Elle s'arrête, pour laisser à Gisèle Pouacre le soin de
compléter le raisonnement :
- Le Pentax du Mentonnais... Elle s'est rappelée après coup qu'il les
avait souvent photographiés ensemble, et qu'il avait surpris son
compagnon à plusieurs reprises avec Lucie Douce, elle ne l'a pas lâché
d'une semelle. Et j'imagine que Valentin George restait toujours dans
les parages. Elle voit l'appareil sur la chaise, Valentin George
détourne l'attention de tout le monde, et elle va obligeamment
rapporter à l'accueil l'appareil de l'imprudent, après avoir supprimé
les photos gênantes. Elle devait avoir un grand sac.
-
En l'aidant à subtiliser cet appareil, dit Sophie Bernard. George
Valentin a donné à Jeanne Brébeuf la plus belle preuve d'amour qu'on
puisse imaginer. Il a sans doute deviné tout de suite. Il aura tout
fait pour la rassurer. Je ne serai pas surpris qu'il ait mis lui-même
au point ce petit tour de passe-passe. Dès que je verrai une occasion,
je détournerai l'attention. Tu feras ce que tu pourras. Et tu le feras
vite. Faut-il qu'il lui soit attaché pour qu'elle ne l'écœure pas après
un coup pareil !... C'était un rêve redoutable, c'est devenu un rêve
sans conséquence. Voire... À la première fêlure...
- Juste un petit mystère pour nous mettre en appétit.
Elles s'accordent à juger qu'il serait dommage de briser l'harmonie
d'un couple aussi exemplaire. Après tout, Jeanne Brébeuf n'a mis fin
qu'à une souffrance interminablement entretenue. De plus, il n'y a rien
de puisse permettre de les confondre.
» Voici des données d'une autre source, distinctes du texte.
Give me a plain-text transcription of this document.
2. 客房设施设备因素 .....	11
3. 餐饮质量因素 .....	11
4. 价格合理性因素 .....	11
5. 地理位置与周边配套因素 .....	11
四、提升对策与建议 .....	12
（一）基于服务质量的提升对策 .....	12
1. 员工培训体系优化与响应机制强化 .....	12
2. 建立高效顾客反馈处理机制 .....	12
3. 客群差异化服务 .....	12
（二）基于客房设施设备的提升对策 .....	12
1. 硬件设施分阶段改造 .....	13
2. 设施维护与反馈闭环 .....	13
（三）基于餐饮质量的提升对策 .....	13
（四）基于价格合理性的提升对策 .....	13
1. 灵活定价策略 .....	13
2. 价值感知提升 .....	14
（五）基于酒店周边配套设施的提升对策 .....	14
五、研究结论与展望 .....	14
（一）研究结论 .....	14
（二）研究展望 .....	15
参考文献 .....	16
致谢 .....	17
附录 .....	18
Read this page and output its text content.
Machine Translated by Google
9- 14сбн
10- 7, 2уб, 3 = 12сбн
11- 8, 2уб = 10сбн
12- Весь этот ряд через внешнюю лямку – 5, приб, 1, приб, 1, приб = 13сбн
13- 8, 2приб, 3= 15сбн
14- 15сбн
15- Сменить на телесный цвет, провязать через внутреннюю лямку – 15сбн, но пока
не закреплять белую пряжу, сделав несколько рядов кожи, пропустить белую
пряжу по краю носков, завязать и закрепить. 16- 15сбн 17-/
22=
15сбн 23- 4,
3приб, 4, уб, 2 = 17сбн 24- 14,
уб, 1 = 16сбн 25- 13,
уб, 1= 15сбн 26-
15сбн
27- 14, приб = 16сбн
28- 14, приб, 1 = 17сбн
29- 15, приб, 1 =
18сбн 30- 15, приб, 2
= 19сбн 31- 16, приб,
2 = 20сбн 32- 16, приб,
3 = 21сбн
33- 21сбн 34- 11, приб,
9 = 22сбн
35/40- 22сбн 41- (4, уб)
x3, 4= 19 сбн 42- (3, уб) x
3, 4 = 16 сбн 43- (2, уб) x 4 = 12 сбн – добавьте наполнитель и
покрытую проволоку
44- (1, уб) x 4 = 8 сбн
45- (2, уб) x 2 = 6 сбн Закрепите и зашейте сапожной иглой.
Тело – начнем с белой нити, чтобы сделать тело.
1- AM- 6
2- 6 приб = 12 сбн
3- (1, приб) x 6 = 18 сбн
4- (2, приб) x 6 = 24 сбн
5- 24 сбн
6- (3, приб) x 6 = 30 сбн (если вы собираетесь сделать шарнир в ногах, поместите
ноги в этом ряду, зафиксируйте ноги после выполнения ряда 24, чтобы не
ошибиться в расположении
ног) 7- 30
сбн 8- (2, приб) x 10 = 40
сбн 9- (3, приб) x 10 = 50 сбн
Les preuves matérielles ont
disparu, l'une dans l'estomac de la victime, l'autre de la carte
mémoire du Pentax. On ne va pas ennuyer le commissaire de bord pour ça.
Une remarque au dîner pour inviter le Mentonnais à ne pas abandonner
son appareil sur les fauteuils de tous les bars où il s'arrête.
- Je vais m'y accrocher comme un naufragé à sa bouée.
Un tour enfin au grand salon du pont supérieur pour voir les évolutions
des danseurs, effectivement conduites par la voix des Libellules
restantes, et de l'orchestre du navire, qui se laisse également
entraîner. Les ailes de ces libellules suivent les mouvements de leurs
bras, et ne se déploient que durant les pauses, où elles vibrent comme
pour retenir quelque note égarée. Et c'est à peine si l'on songe à
l'absence de Lucie Douce, tant on sent sa présence.